OUR INVESTMENT PROCESS AND STRATEGY
We are active “asset allocators.” We believe the best way to navigate financial markets is to assemble highly diversified portfolios across a wide range of asset classes. Using our background and expertise as bottom-up investors, we closely watch markets to find asset classes and sectors that look attractive. Once we have found a potentially attractive area for investment, we search for the most cost effective way to obtain exposure to the potential returns. Our portfolios use a mix of individual Stocks, ETFs, and actively managed mutual funds, as well as bonds. For the majority of our clients we seek to manage downside risk as capital appreciation is just part of their investment objective.
Equity – For the equity portions of our portfolios, we manage two primary approaches:
Core Satellite – Indexed exposure to large-capitalization stocks through individual stocks and low-cost exchange traded funds. Allocation to mid- and small-capitalization stocks and international securities is accomplished again through low-cost exchange traded funds and no-load, low fee and more tax efficient funds. Our Core Satellite approach is a broadly-diversified offering with an emphasis on regular re-balancing and keeping total costs (management and underlying investment) low.
High Quality Dividend – Purchase of primarily large-capitalization stocks with strong balance sheets, an attractive dividend yield, and a record of increasing dividends.
Fixed Income – “More Money Has Been Lost Searching for Yield than at the Point of a Gun”
We believe risk-taking is better suited for the equity portion of a client’s portfolio and thus focus our fixed-income investments on investment grade government and corporate issues. When we do venture towards higher yielding bonds we use a diversified approach using Exchange Traded Funds and best in class Managed Mutual Funds whose research teams have the time and expertise that allow us to gain the proper exposure without assuming extra ordinary risk. We purchase bonds direct from institutional brokers and do not inventory or mark-up bonds.

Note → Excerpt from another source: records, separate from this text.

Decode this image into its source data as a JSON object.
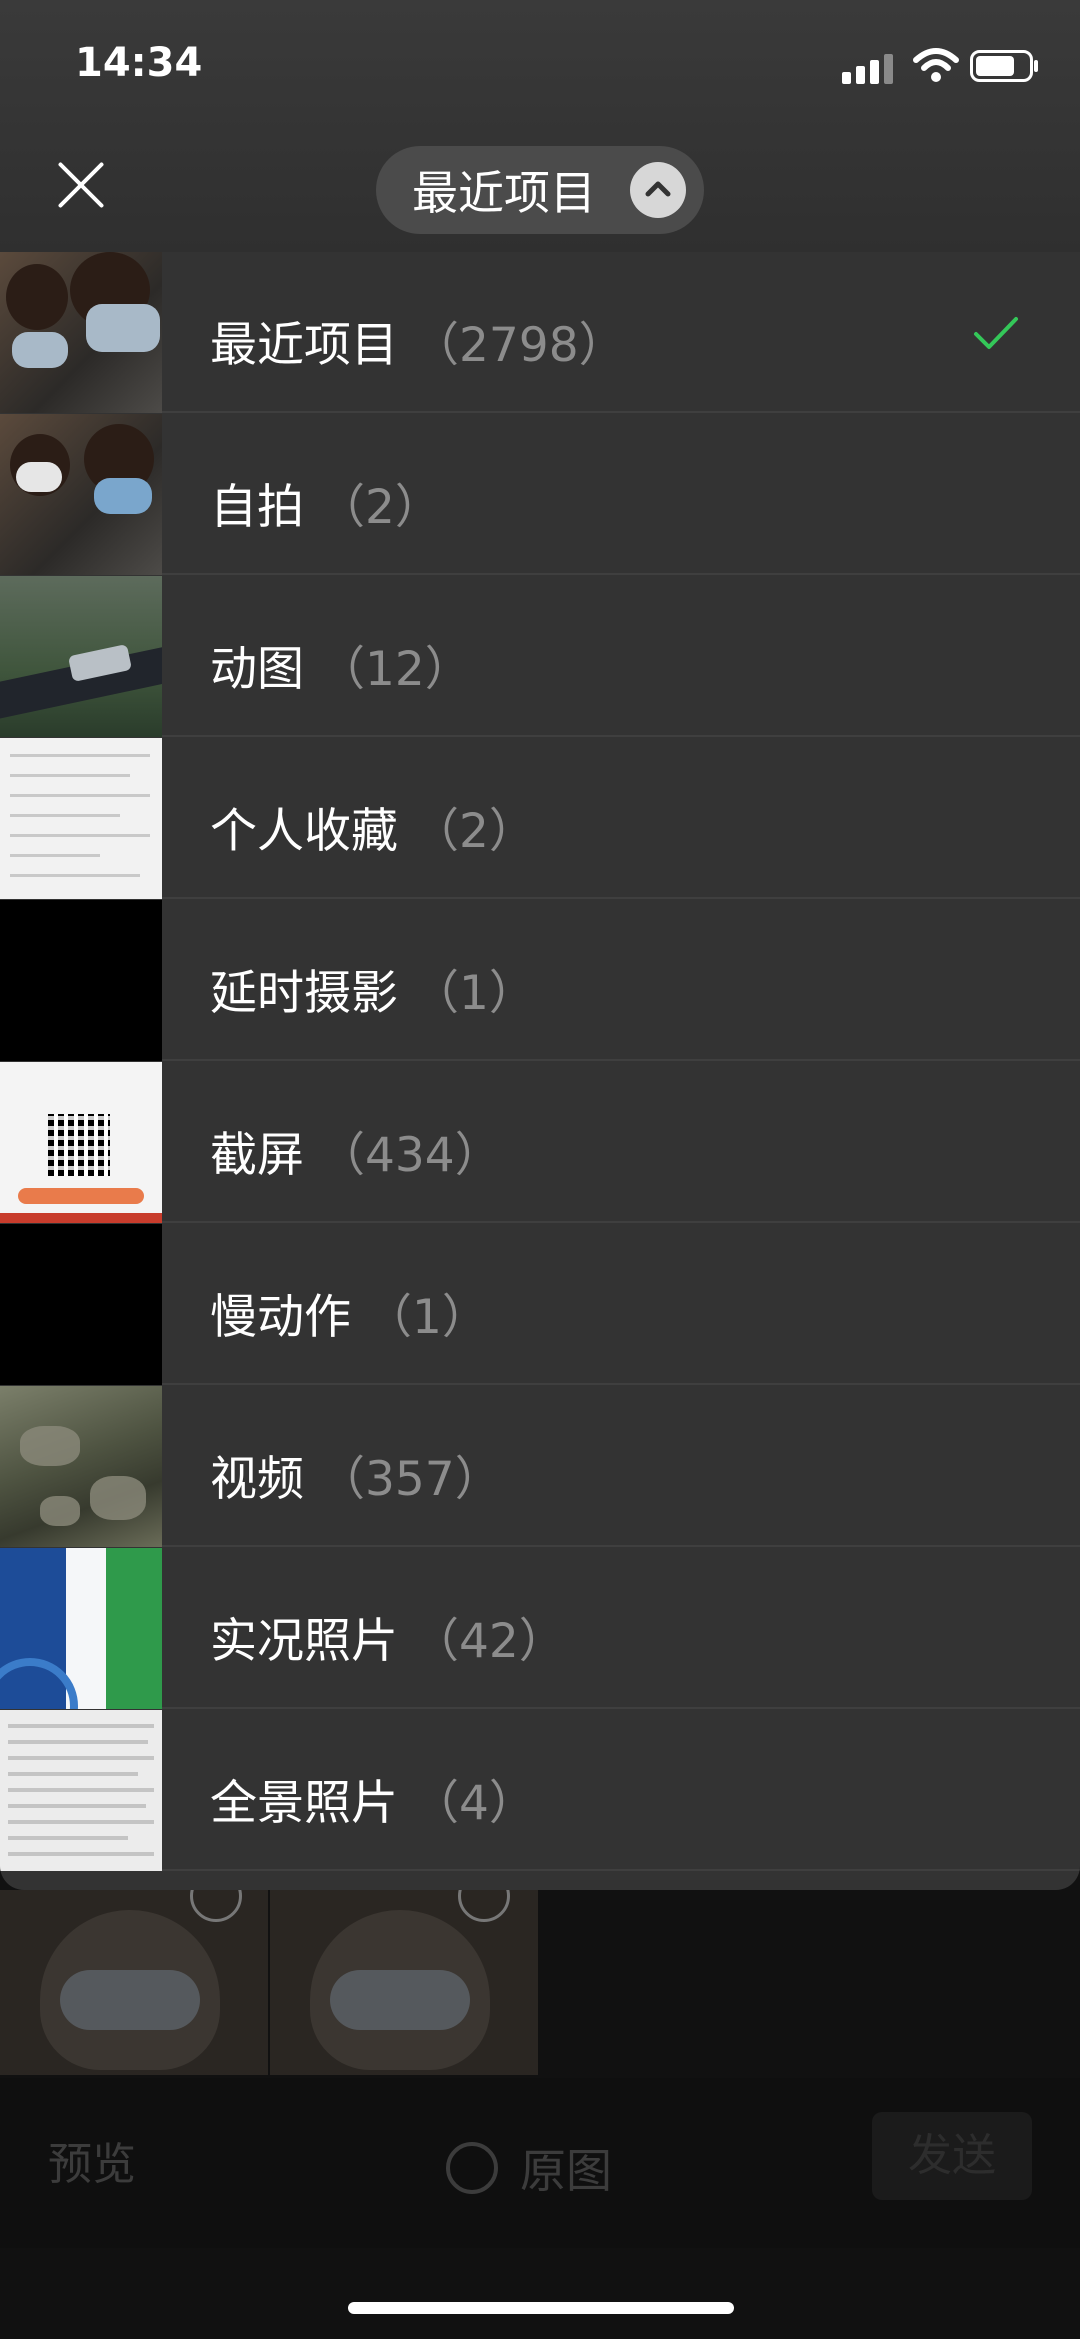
{
  "status_bar": {
    "time": "14:34"
  },
  "header": {
    "album_title": "最近项目"
  },
  "albums": [
    {
      "name": "最近项目",
      "count": "（2798）",
      "selected": true
    },
    {
      "name": "自拍",
      "count": "（2）",
      "selected": false
    },
    {
      "name": "动图",
      "count": "（12）",
      "selected": false
    },
    {
      "name": "个人收藏",
      "count": "（2）",
      "selected": false
    },
    {
      "name": "延时摄影",
      "count": "（1）",
      "selected": false
    },
    {
      "name": "截屏",
      "count": "（434）",
      "selected": false
    },
    {
      "name": "慢动作",
      "count": "（1）",
      "selected": false
    },
    {
      "name": "视频",
      "count": "（357）",
      "selected": false
    },
    {
      "name": "实况照片",
      "count": "（42）",
      "selected": false
    },
    {
      "name": "全景照片",
      "count": "（4）",
      "selected": false
    }
  ],
  "bottom_bar": {
    "preview_label": "预览",
    "original_label": "原图",
    "send_label": "发送"
  },
  "colors": {
    "accent_check": "#34c759",
    "list_bg": "#333333",
    "count_text": "#8c8c8c"
  },
  "icons": [
    "close-icon",
    "chevron-up-icon",
    "checkmark-icon",
    "signal-icon",
    "wifi-icon",
    "battery-icon"
  ]
}
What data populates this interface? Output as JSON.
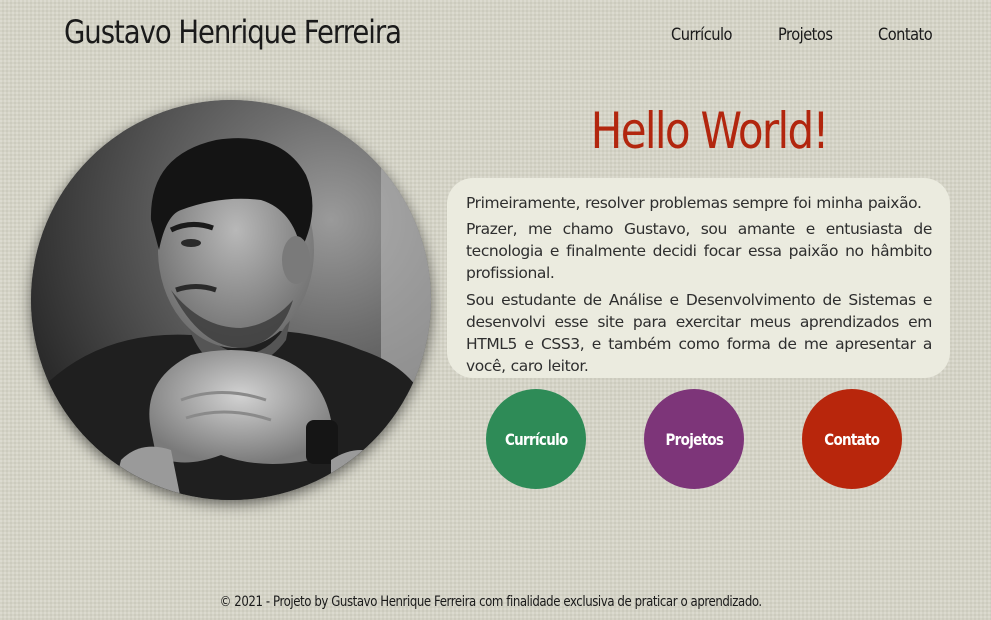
{
  "header": {
    "site_title": "Gustavo Henrique Ferreira",
    "nav": [
      {
        "label": "Currículo"
      },
      {
        "label": "Projetos"
      },
      {
        "label": "Contato"
      }
    ]
  },
  "portrait": {
    "icon": "profile-photo"
  },
  "main": {
    "heading": "Hello World!",
    "paragraphs": [
      "Primeiramente, resolver problemas sempre foi minha paixão.",
      "Prazer, me chamo Gustavo, sou amante e entusiasta de tecnologia e finalmente decidi focar essa paixão no hâmbito profissional.",
      "Sou estudante de Análise e Desenvolvimento de Sistemas e desenvolvi esse site para exercitar meus aprendizados em HTML5 e CSS3, e também como forma de me apresentar a você, caro leitor."
    ],
    "buttons": [
      {
        "label": "Currículo",
        "color": "#2e8b57"
      },
      {
        "label": "Projetos",
        "color": "#7d3579"
      },
      {
        "label": "Contato",
        "color": "#b8260c"
      }
    ]
  },
  "footer": {
    "text": "© 2021 - Projeto by Gustavo Henrique Ferreira com finalidade exclusiva de praticar o aprendizado."
  },
  "colors": {
    "background": "#d4d3c6",
    "heading": "#b2260e",
    "card": "#ebebdf"
  }
}
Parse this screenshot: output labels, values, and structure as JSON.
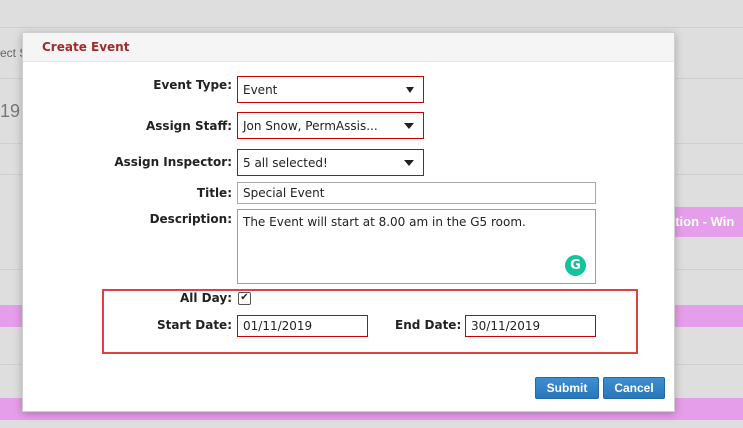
{
  "background": {
    "partial_text_1": "ect S",
    "partial_text_2": "19",
    "band_text": "ation - Win"
  },
  "modal": {
    "title": "Create Event",
    "event_type": {
      "label": "Event Type:",
      "value": "Event"
    },
    "assign_staff": {
      "label": "Assign Staff:",
      "value": "Jon Snow, PermAssis..."
    },
    "assign_inspector": {
      "label": "Assign Inspector:",
      "value": "5 all selected!"
    },
    "title_field": {
      "label": "Title:",
      "value": "Special Event"
    },
    "description": {
      "label": "Description:",
      "value": "The Event will start at 8.00 am in the G5 room."
    },
    "all_day": {
      "label": "All Day:",
      "checked": true,
      "mark": "✔"
    },
    "start_date": {
      "label": "Start Date:",
      "value": "01/11/2019"
    },
    "end_date": {
      "label": "End Date:",
      "value": "30/11/2019"
    },
    "submit_label": "Submit",
    "cancel_label": "Cancel"
  },
  "colors": {
    "title": "#a52a2a",
    "error_border": "#cc0000",
    "highlight": "#e04040",
    "button": "#2f80c4",
    "band": "#e59ee9",
    "grammarly": "#15c39a"
  }
}
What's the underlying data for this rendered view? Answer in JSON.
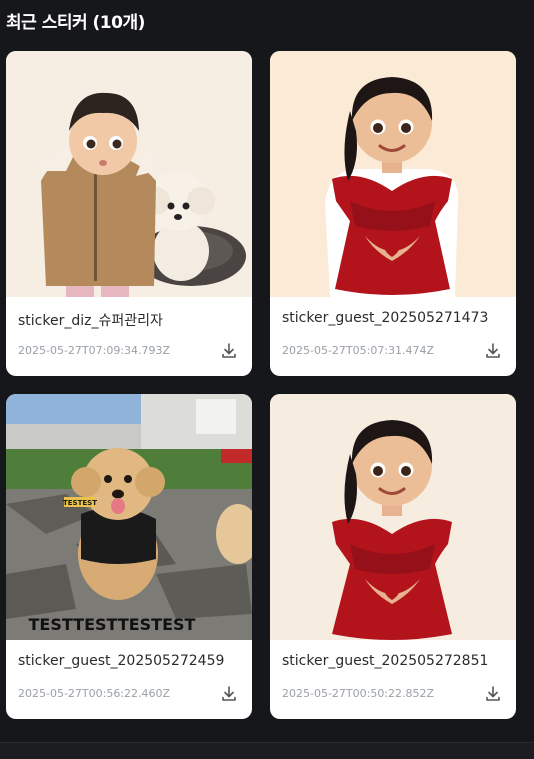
{
  "header": {
    "title": "최근 스티커 (10개)"
  },
  "stickers": [
    {
      "name": "sticker_diz_슈퍼관리자",
      "date": "2025-05-27T07:09:34.793Z",
      "icon": "download-icon"
    },
    {
      "name": "sticker_guest_202505271473",
      "date": "2025-05-27T05:07:31.474Z",
      "icon": "download-icon"
    },
    {
      "name": "sticker_guest_202505272459",
      "date": "2025-05-27T00:56:22.460Z",
      "icon": "download-icon"
    },
    {
      "name": "sticker_guest_202505272851",
      "date": "2025-05-27T00:50:22.852Z",
      "icon": "download-icon"
    }
  ],
  "watermark": "TESTTESTTESTEST",
  "tag_text": "TESTEST",
  "colors": {
    "background": "#16171b",
    "card": "#ffffff",
    "dress": "#b3141c"
  }
}
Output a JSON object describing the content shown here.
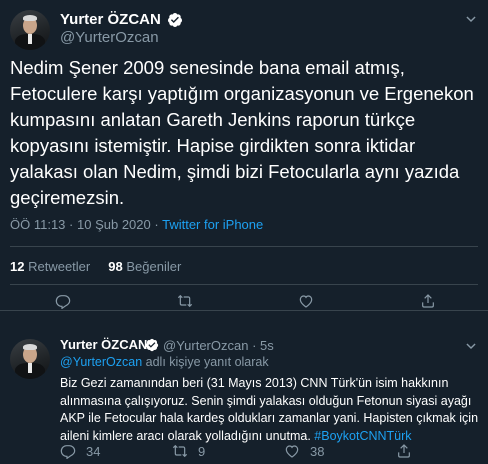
{
  "main_tweet": {
    "author_name": "Yurter ÖZCAN",
    "author_handle": "@YurterOzcan",
    "text_lines": [
      "Nedim Şener 2009 senesinde bana email atmış,",
      "Fetoculere karşı yaptığım organizasyonun ve Ergenekon",
      "kumpasını anlatan Gareth Jenkins raporun türkçe",
      "kopyasını istemiştir. Hapise girdikten sonra iktidar",
      "yalakası olan Nedim, şimdi bizi Fetocularla aynı yazıda",
      "geçiremezsin."
    ],
    "time": "ÖÖ 11:13",
    "separator": "·",
    "date": "10 Şub 2020",
    "source": "Twitter for iPhone",
    "retweet_count": "12",
    "retweet_label": "Retweetler",
    "like_count": "98",
    "like_label": "Beğeniler"
  },
  "reply": {
    "author_name": "Yurter ÖZCAN",
    "author_handle": "@YurterOzcan",
    "separator": "·",
    "age": "5s",
    "replying_mention": "@YurterOzcan",
    "replying_suffix": " adlı kişiye yanıt olarak",
    "text": "Biz Gezi zamanından beri (31 Mayıs 2013) CNN Türk'ün isim hakkının alınmasına çalışıyoruz. Senin şimdi yalakası olduğun Fetonun siyasi ayağı AKP ile Fetocular hala kardeş oldukları zamanlar yani. Hapisten çıkmak için aileni kimlere aracı olarak yolladığını unutma. ",
    "hashtag": "#BoykotCNNTürk",
    "reply_count": "34",
    "retweet_count": "9",
    "like_count": "38"
  },
  "icons": [
    "verified-badge-icon",
    "chevron-down-icon",
    "reply-icon",
    "retweet-icon",
    "like-icon",
    "share-icon"
  ],
  "colors": {
    "background": "#15202b",
    "text": "#ffffff",
    "secondary": "#8899a6",
    "accent": "#1da1f2",
    "divider": "#38444d"
  }
}
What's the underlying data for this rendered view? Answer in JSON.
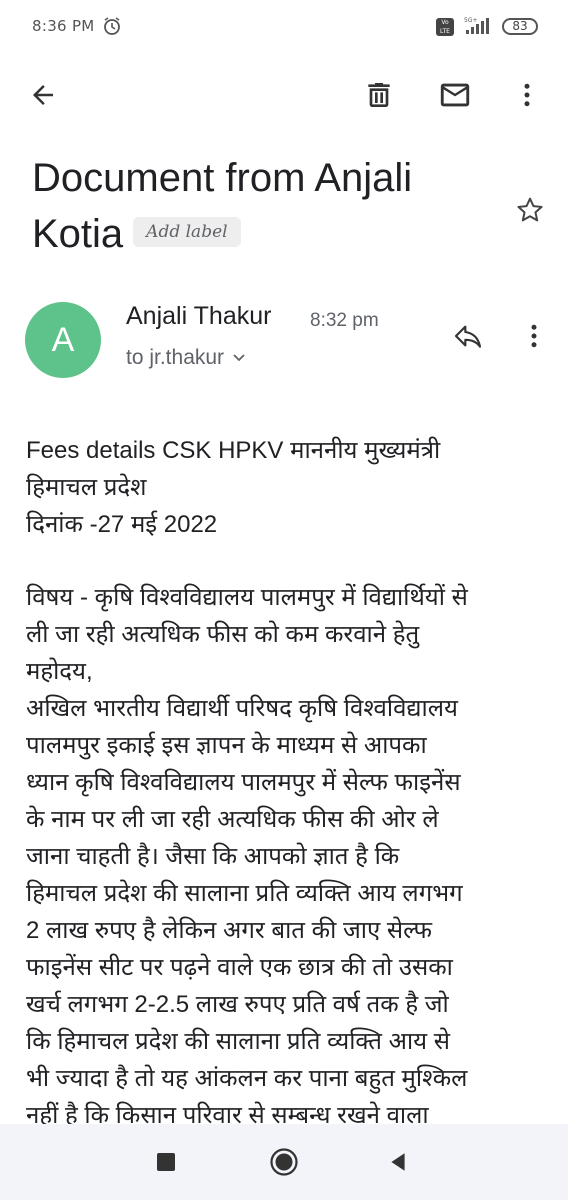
{
  "status_bar": {
    "time": "8:36 PM",
    "volte": "Vo LTE",
    "network": "5G+",
    "battery": "83",
    "icons": [
      "alarm-icon",
      "volte-icon",
      "signal-icon",
      "battery-icon"
    ]
  },
  "toolbar": {
    "icons": [
      "back-arrow-icon",
      "trash-icon",
      "mail-icon",
      "more-vertical-icon"
    ]
  },
  "email": {
    "subject": "Document from Anjali Kotia",
    "label_chip": "Add label",
    "sender_name": "Anjali Thakur",
    "sender_initial": "A",
    "time": "8:32 pm",
    "recipient": "to jr.thakur",
    "avatar_color": "#5ec38a",
    "body": [
      "Fees details CSK HPKV माननीय मुख्यमंत्री",
      "हिमाचल प्रदेश",
      "दिनांक -27 मई 2022",
      "",
      "विषय - कृषि विश्वविद्यालय पालमपुर में विद्यार्थियों से",
      "ली जा रही अत्यधिक फीस को कम करवाने हेतु",
      "महोदय,",
      "अखिल भारतीय विद्यार्थी परिषद कृषि विश्वविद्यालय",
      "पालमपुर इकाई इस ज्ञापन के माध्यम से आपका",
      "ध्यान कृषि विश्वविद्यालय पालमपुर में सेल्फ फाइनेंस",
      "के नाम पर ली जा रही अत्यधिक फीस की ओर ले",
      "जाना चाहती है। जैसा कि आपको ज्ञात है कि",
      "हिमाचल प्रदेश की सालाना प्रति व्यक्ति आय लगभग",
      "2 लाख रुपए है लेकिन अगर बात की जाए सेल्फ",
      "फाइनेंस सीट पर पढ़ने वाले एक छात्र की तो उसका",
      "खर्च लगभग 2-2.5 लाख रुपए प्रति वर्ष तक है जो",
      "कि हिमाचल प्रदेश की सालाना प्रति व्यक्ति आय से",
      "भी ज्यादा है तो यह आंकलन कर पाना बहुत मुश्किल",
      "नहीं है कि किसान परिवार से सम्बन्ध रखने वाला"
    ]
  },
  "nav_bar": {
    "icons": [
      "recents-square-icon",
      "home-circle-icon",
      "back-triangle-icon"
    ]
  },
  "colors": {
    "accent_green": "#5ec38a",
    "nav_background": "#f3f4fa",
    "text_primary": "#202124",
    "text_secondary": "#5f6368"
  }
}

Alternative – For public ‘alternatives’ to traditional equity/fixed income exposure we will utilize select REITs and opportunistic commodity-related investments, and certain actively managed mutual funds with a history of uncorrelated yet attractive risk-adjusted returns. Where appropriate, we maintain extensive relationships with third-party hedge fund, private equity, venture capital, and real estate focused partnerships.